Day of testing

Last weekend I finally got the chance to take the Thorn out for a little ride – with CELTA and work it’s almost impossible to make time for anything else so I was looking forward to Sunday morning like a dog craves his bone.

So after class on Saturday I packed the panniers with everything I needed to make a breakfast and a coffee along with some extra bits to add some weight to the bike and went to bed in eager anticipation.

Sunday morning I “slept in” till 0730 (this is my life atm) and it was cold and foggy outside…so much for a hot forecast. Oh well, on with the warm stuff and away we go.

First impressions down Coppermill lane…if my thousand mile wide smile was anything to go by, you know what I’m saying. The glare was so bright it attracted flying things to meet their maker.

This bike is something else. It makes the dream real. It makes all my troubles disappear. It makes my pants wet.

It’s so comfortable to ride. It’s hard to describe but it’s a beast this bike, right, but under pedal…it’s so smooth, it’s so comfortable…it’s a dream ride, and I’m so lucky to be able to have one.

Back to the ride – so I head down Coppermill Lane, left on the canal heading south towards the Hackney Marshes. There’s hardly a soul about, it’s glorious. Do the loop around the marshes and the half marathon is on, thousands of people converging and this bike turns heads!

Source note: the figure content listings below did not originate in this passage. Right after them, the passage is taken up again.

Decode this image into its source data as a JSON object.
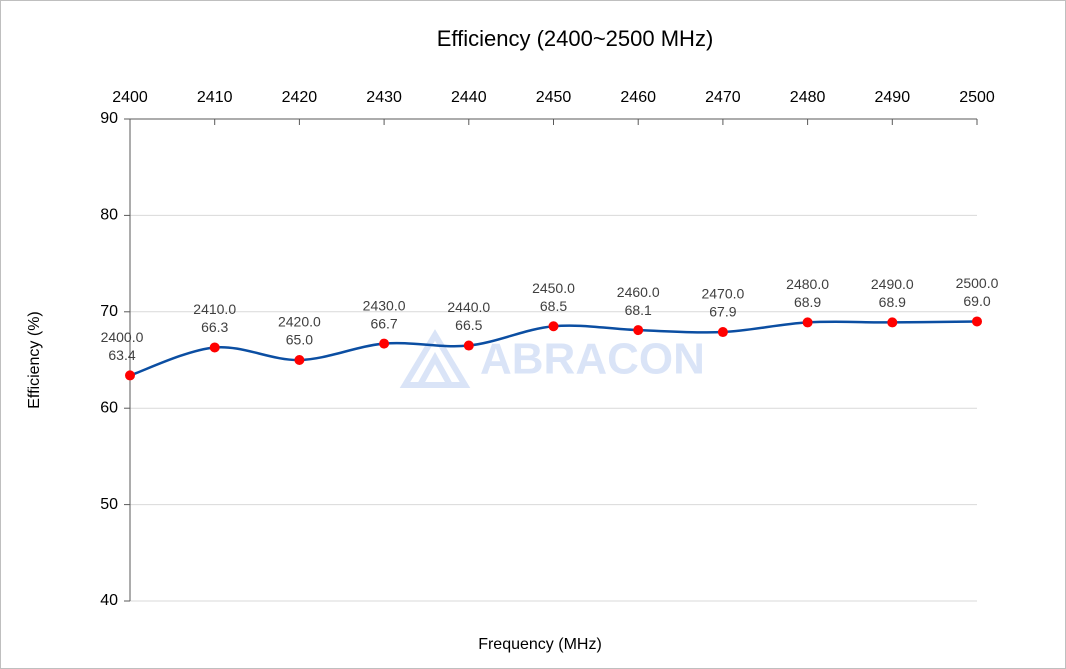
{
  "chart_data": {
    "type": "line",
    "title": "Efficiency (2400~2500 MHz)",
    "x_label": "Frequency (MHz)",
    "y_label": "Efficiency (%)",
    "watermark": "ABRACON",
    "x": [
      2400,
      2410,
      2420,
      2430,
      2440,
      2450,
      2460,
      2470,
      2480,
      2490,
      2500
    ],
    "x_value_labels": [
      "2400.0",
      "2410.0",
      "2420.0",
      "2430.0",
      "2440.0",
      "2450.0",
      "2460.0",
      "2470.0",
      "2480.0",
      "2490.0",
      "2500.0"
    ],
    "series": [
      {
        "name": "Efficiency",
        "color": "#0b4ea2",
        "marker_color": "#ff0000",
        "values": [
          63.4,
          66.3,
          65.0,
          66.7,
          66.5,
          68.5,
          68.1,
          67.9,
          68.9,
          68.9,
          69.0
        ],
        "value_labels": [
          "63.4",
          "66.3",
          "65.0",
          "66.7",
          "66.5",
          "68.5",
          "68.1",
          "67.9",
          "68.9",
          "68.9",
          "69.0"
        ]
      }
    ],
    "xlim": [
      2400,
      2500
    ],
    "xticks": [
      2400,
      2410,
      2420,
      2430,
      2440,
      2450,
      2460,
      2470,
      2480,
      2490,
      2500
    ],
    "ylim": [
      40,
      90
    ],
    "yticks": [
      40,
      50,
      60,
      70,
      80,
      90
    ],
    "grid": true
  }
}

The road ahead is blocked and I stop to ask the blokes in bright jackets if I can ride through and they’re proper friendly and helpful, what the hell?!? What is this thing between my legs? Does it omit an aura that seeps into it’s rider and folk who surround her and fill them with joy? Sure, they tell me, the road is yours, so on I forge through the crowds where it parts to let me through…

Around the back of the marsh and I find my spot, rest the bike up against the posts and get the Dragonfly on the go…and I struggle to get the thing going! I had just got a firesteel for lighting the stove up and I’m struggling to make some sparks, and each time I strike I knock the stove…so, stop, think, look at the firesteel a bit closer, check how it works, ok, nice, try again, woof, we have a flame, happy days. Get the pot on, boil some water, chuck in the oats, cinnamon and sugar, cook and eat…yeah, not bad for a first effort. Next, coffee. Setup the Bialetti and…damn…it don’t fit on the stove, it’s too small…hmmm, wiggle the stove legs a bit, and it juuuuuuuust fits on and it brews in no time. Sa-weeeeet.

So I chill in the park for a bit, watch the people do their jogging, their dog walking, their cycling, and it’s peaceful (if I ignored the booming half marathon tannoy urging the participants on), and finally, the sun comes out and it’s warm…which prompts me to pack and ride a bit more. So up the canal, heading north and this bike urges exploration, she takes me to little places I’ve not been before, through a muddy path I’d always avoided, into a park I’d only ever ridden past…me and my Thorn are going to get on I think.

But, as CELTA duty called, I needed to get back…but, as the sun was out and I had some boerewors I had to make a fire for lunch, and while waiting, why not test out the tarp.

Nice right??? 🙂

Can’t wait to get on me bike and ride! 🙂

Some more pics from that day:

Tough times, scary times

CELTA is tough, seriously tough. Had my worst day so far yesterday. My third lesson and we got our assignment 1 back. First, the lesson was a fail…second, the assignment was a total fail. I just couldn’t get my head around that lesson from the moment I got the TP points…it totally confused me and I just could not wrap my mind around it and by the time for the lesson arrived, I was not confident in my LP at all…and it showed. Some of the lesson was good, the problem was I didn’t finish it with the practice stage as I ran out of time.

The assignment though – total fail and so, so depressing as the amount of time I spent on that was ridiculous…I expected a resubmit but not such an extensive one. It’s this that’s making think that I’m not able to do this course…tough times. My next lesson is next week and we’ve been given assignment 2 which is even more of a monster…

Scary times…next week Monday, I resign…I know it’s the right thing to do, just thinking of doing it feels ridiculously amazing, then thinking about it too much feels totally unbelievably scary…thinking of all the comforts that I’ll be sacrificing, the salary, all the stuff I’ve accumulated, gone…

And tomorrow I’m in Bridgwater at the Thorn shop to collect my bicycle that’s going to take me to these amazing places. Thoughts like, what if I can’t do it? what if I hate it? what do I do then? What do I do after? often float in my conscience…and it’s so, so, so hard to focus on what makes it feel so, so right – the real life experiences, the possibility that ANYTHING can happen, anything. The people I’m going to meet, the sights I am going to see – does that not transcend comforts, money, stuff? Fuck yes I have to remind myself…fuck yes.